Caminhos para a regulamentação viável
O novo grupo de trabalho, chamado GT-EO, reunirá 23 instituições públicas e poderá contar com a participação de representantes da sociedade civil e da indústria. O objetivo é criar um conjunto abrangente de normas para o desenvolvimento do setor de energia eólica offshore, desde a escolha das áreas disponíveis até a definição de exigências técnicas e econômicas para os projetos. O grupo também será responsável por elaborar políticas para garantir a convivência entre essa nova fonte de energia e atividades econômicas tradicionais como a pesca e a navegação.
Uma das principais tarefas do GT-EO será a criação de um Portal Único de Gestão de Áreas Offshore, que simplificará os processos de licenciamento e aprovação de projetos, aumentando a transparência do setor. Outro ponto importante será a definição de sanções em caso de descumprimento das normas ambientais e de segurança.

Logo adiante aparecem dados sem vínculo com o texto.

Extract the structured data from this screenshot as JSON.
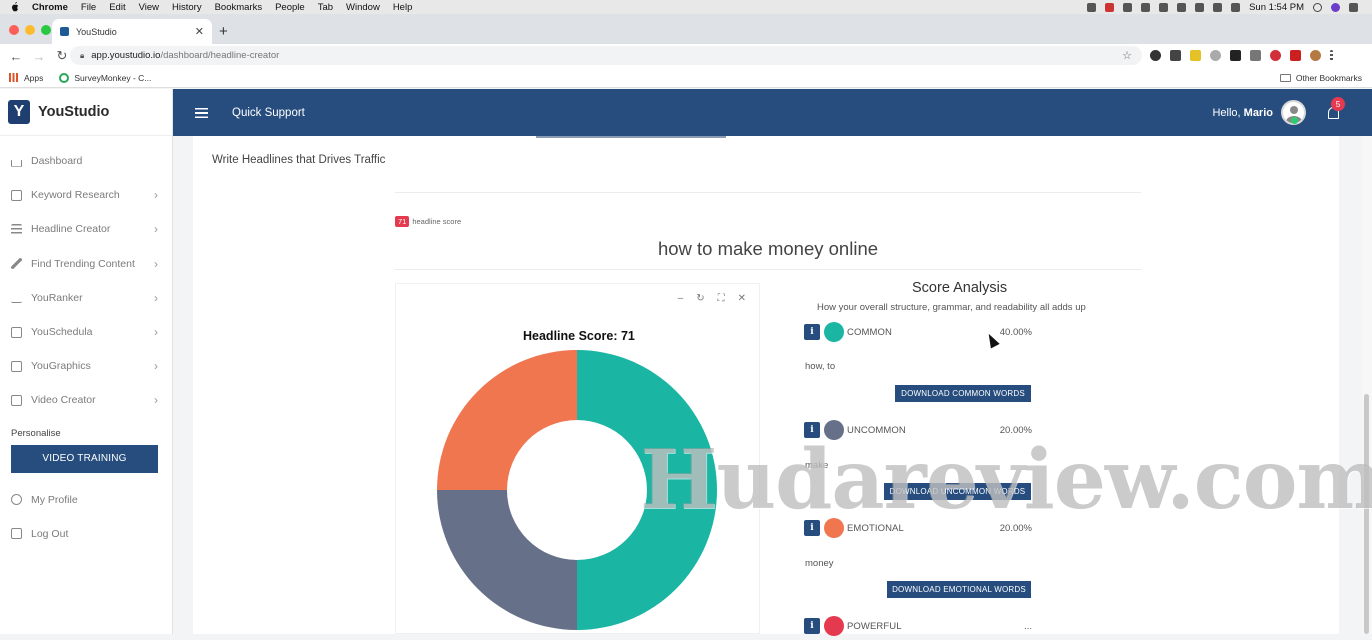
{
  "mac_menu": {
    "app": "Chrome",
    "items": [
      "File",
      "Edit",
      "View",
      "History",
      "Bookmarks",
      "People",
      "Tab",
      "Window",
      "Help"
    ],
    "clock": "Sun 1:54 PM"
  },
  "browser": {
    "tab_title": "YouStudio",
    "url_host": "app.youstudio.io",
    "url_path": "/dashboard/headline-creator",
    "bookmarks": [
      {
        "label": "Apps"
      },
      {
        "label": "SurveyMonkey - C..."
      }
    ],
    "other_bookmarks": "Other Bookmarks"
  },
  "sidebar": {
    "brand": "YouStudio",
    "items": [
      {
        "label": "Dashboard",
        "icon": "home-icon"
      },
      {
        "label": "Keyword Research",
        "icon": "checkbox-icon"
      },
      {
        "label": "Headline Creator",
        "icon": "list-icon"
      },
      {
        "label": "Find Trending Content",
        "icon": "pencil-icon"
      },
      {
        "label": "YouRanker",
        "icon": "chart-icon"
      },
      {
        "label": "YouSchedula",
        "icon": "calendar-icon"
      },
      {
        "label": "YouGraphics",
        "icon": "image-icon"
      },
      {
        "label": "Video Creator",
        "icon": "video-icon"
      }
    ],
    "personalise": "Personalise",
    "video_training": "VIDEO TRAINING",
    "my_profile": "My Profile",
    "log_out": "Log Out"
  },
  "topbar": {
    "quick_support": "Quick Support",
    "hello": "Hello,",
    "user": "Mario",
    "notifications": "5"
  },
  "page": {
    "title": "Write Headlines that Drives Traffic",
    "score_badge": "71",
    "score_badge_label": "headline score",
    "headline": "how to make money online"
  },
  "chart_data": {
    "type": "pie",
    "title": "Headline Score: 71",
    "categories": [
      "COMMON",
      "UNCOMMON",
      "EMOTIONAL"
    ],
    "values": [
      40,
      20,
      20
    ],
    "colors": [
      "#1ab5a3",
      "#667089",
      "#f07650"
    ],
    "donut": true,
    "note_visible_slices": "teal, slate and orange slices visible"
  },
  "analysis": {
    "title": "Score Analysis",
    "subtitle": "How your overall structure, grammar, and readability all adds up",
    "rows": [
      {
        "label": "COMMON",
        "pct": "40.00%",
        "color": "#1ab5a3",
        "words": "how, to",
        "button": "DOWNLOAD COMMON WORDS"
      },
      {
        "label": "UNCOMMON",
        "pct": "20.00%",
        "color": "#667089",
        "words": "make",
        "button": "DOWNLOAD UNCOMMON WORDS"
      },
      {
        "label": "EMOTIONAL",
        "pct": "20.00%",
        "color": "#f07650",
        "words": "money",
        "button": "DOWNLOAD EMOTIONAL WORDS"
      },
      {
        "label": "POWERFUL",
        "pct": "...",
        "color": "#e53950"
      }
    ]
  },
  "watermark": "Hudareview.com"
}
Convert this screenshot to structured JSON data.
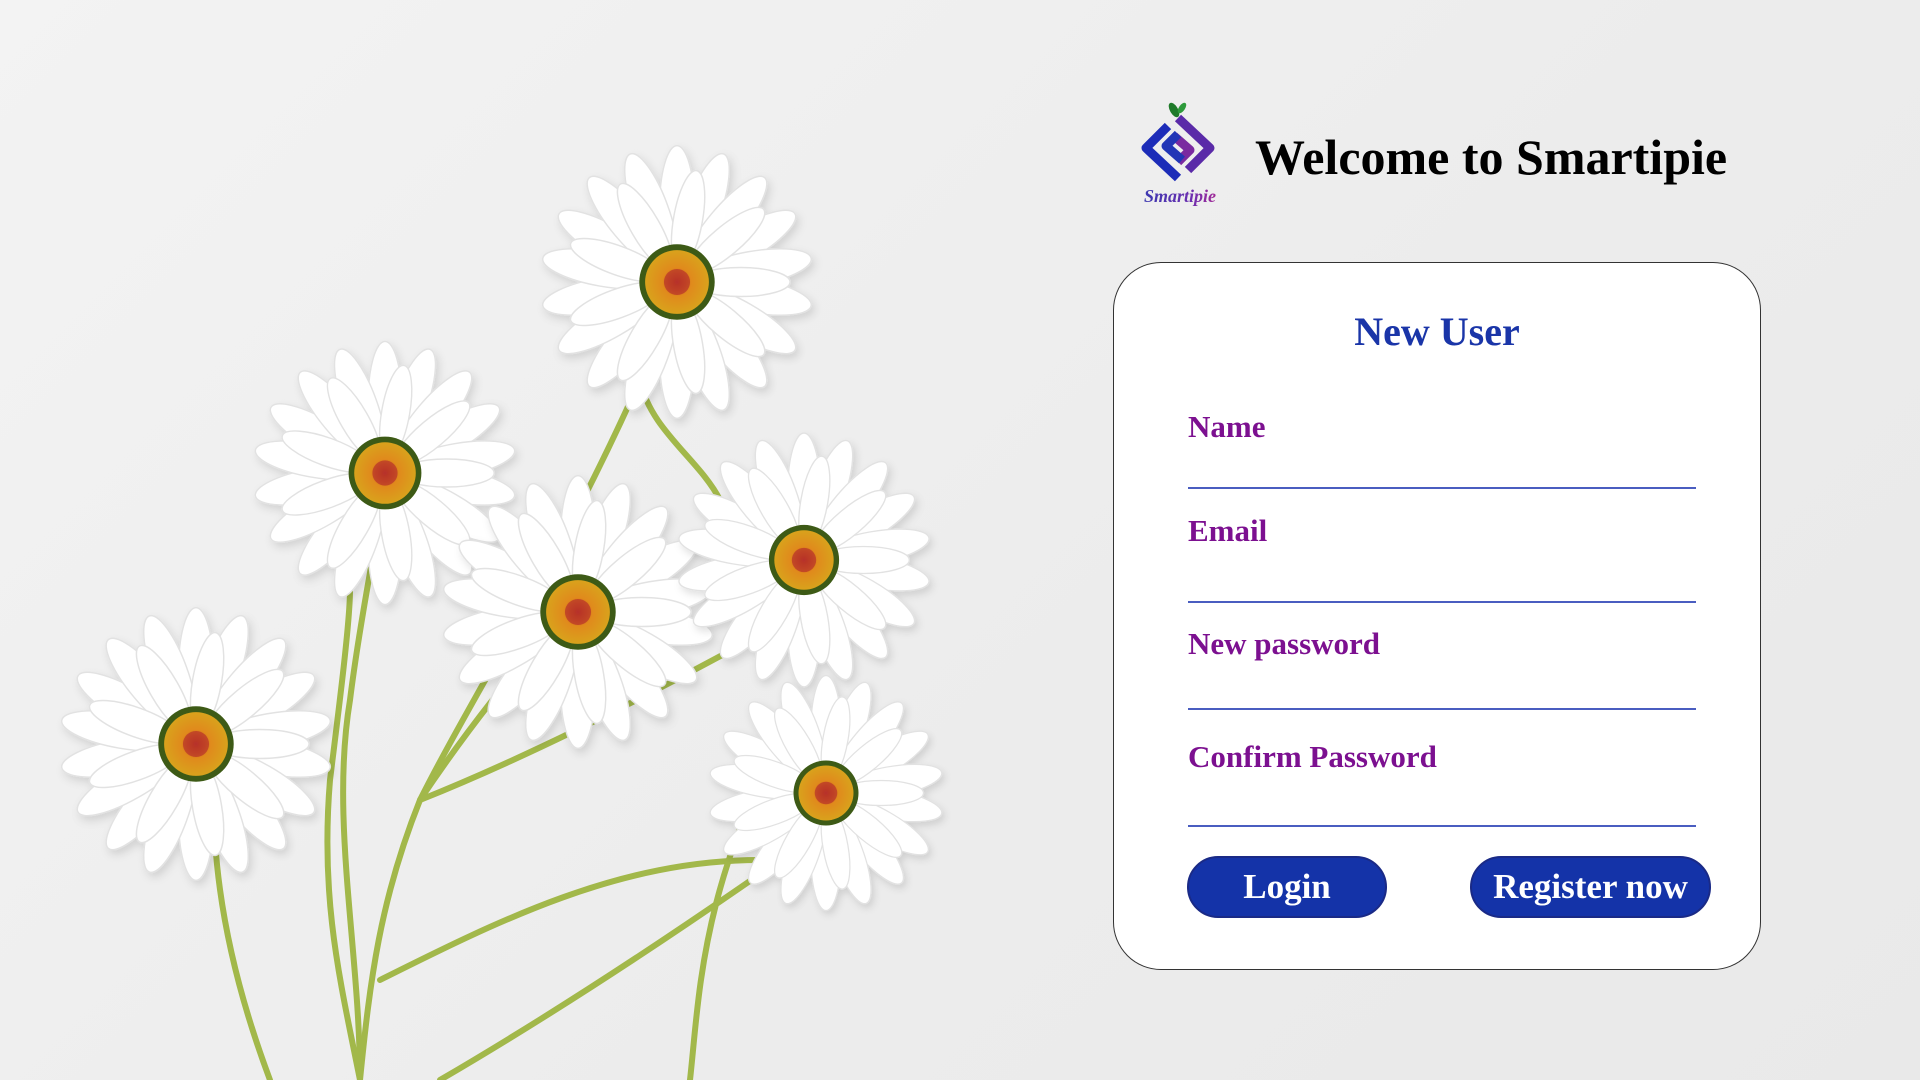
{
  "header": {
    "title": "Welcome to Smartipie",
    "logo_text": "Smartipie",
    "logo_icon": "smartipie-logo-icon"
  },
  "form": {
    "title": "New User",
    "fields": [
      {
        "label": "Name",
        "value": "",
        "placeholder": ""
      },
      {
        "label": "Email",
        "value": "",
        "placeholder": ""
      },
      {
        "label": "New password",
        "value": "",
        "placeholder": ""
      },
      {
        "label": "Confirm Password",
        "value": "",
        "placeholder": ""
      }
    ],
    "login_label": "Login",
    "register_label": "Register now"
  },
  "colors": {
    "accent_blue": "#1433a8",
    "title_blue": "#1a35a8",
    "label_purple": "#7c1090",
    "underline": "#4a5dc0",
    "background": "#efefef"
  },
  "image": {
    "subject": "daisy-bouquet-illustration"
  }
}
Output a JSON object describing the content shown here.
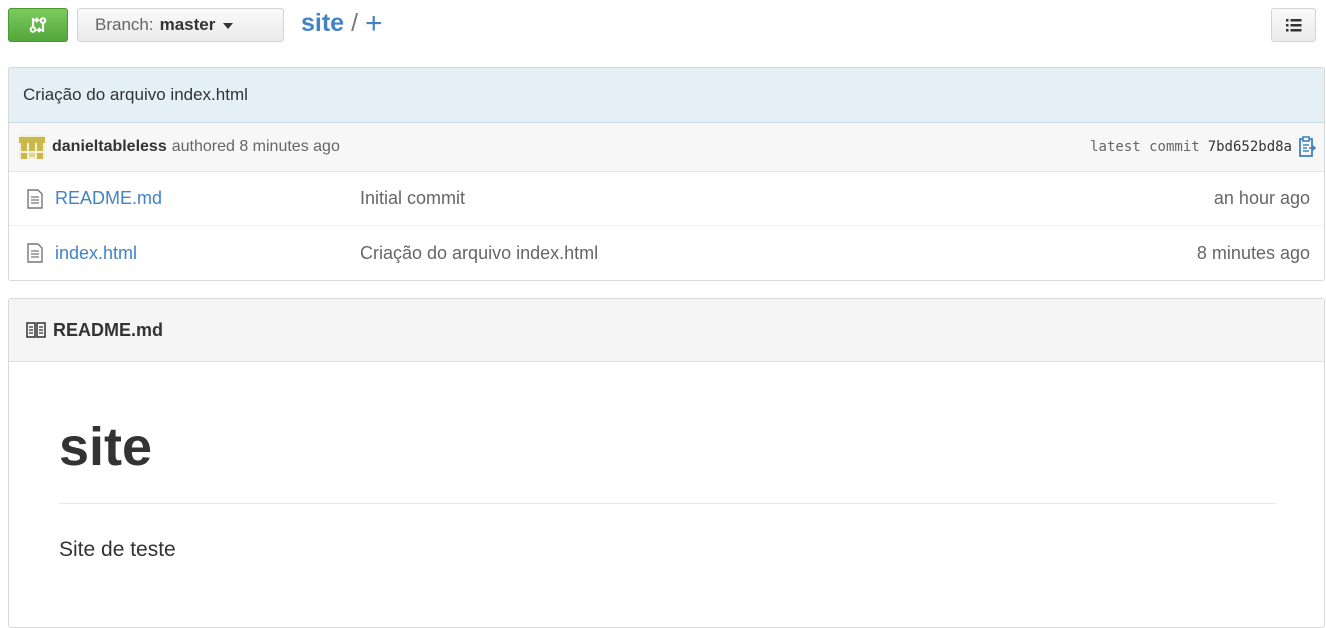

O Brasil segue o caminho da energia renovável
O Brasil já está abrindo caminho para o crescimento da energia eólica offshore. O Instituto Brasileiro de Meio Ambiente e Recursos Naturais Renováveis (Ibama) já analisa 104 pedidos de licenciamento ambiental para projetos de energia eólica offshore , totalizando 247 megawatts em potência. Esses projetos estão distribuídos ao longo da costa brasileira, em águas a até 50 metros de profundidade, em um horizonte de ventos a 100 metros de altura. Estudos indicam que, apenas nestas áreas, seria possível aproveitar 697 gigawatts de energia.
A criação do GT-EO marca um momento crucial no Brasil. Ele simboliza a disposição do país em investir em fonte de energia renovável, a reconhecer a importância de gerar empregos e renda para as comunidades costeiras e a buscar uma matriz energética mais sustentável para o futuro.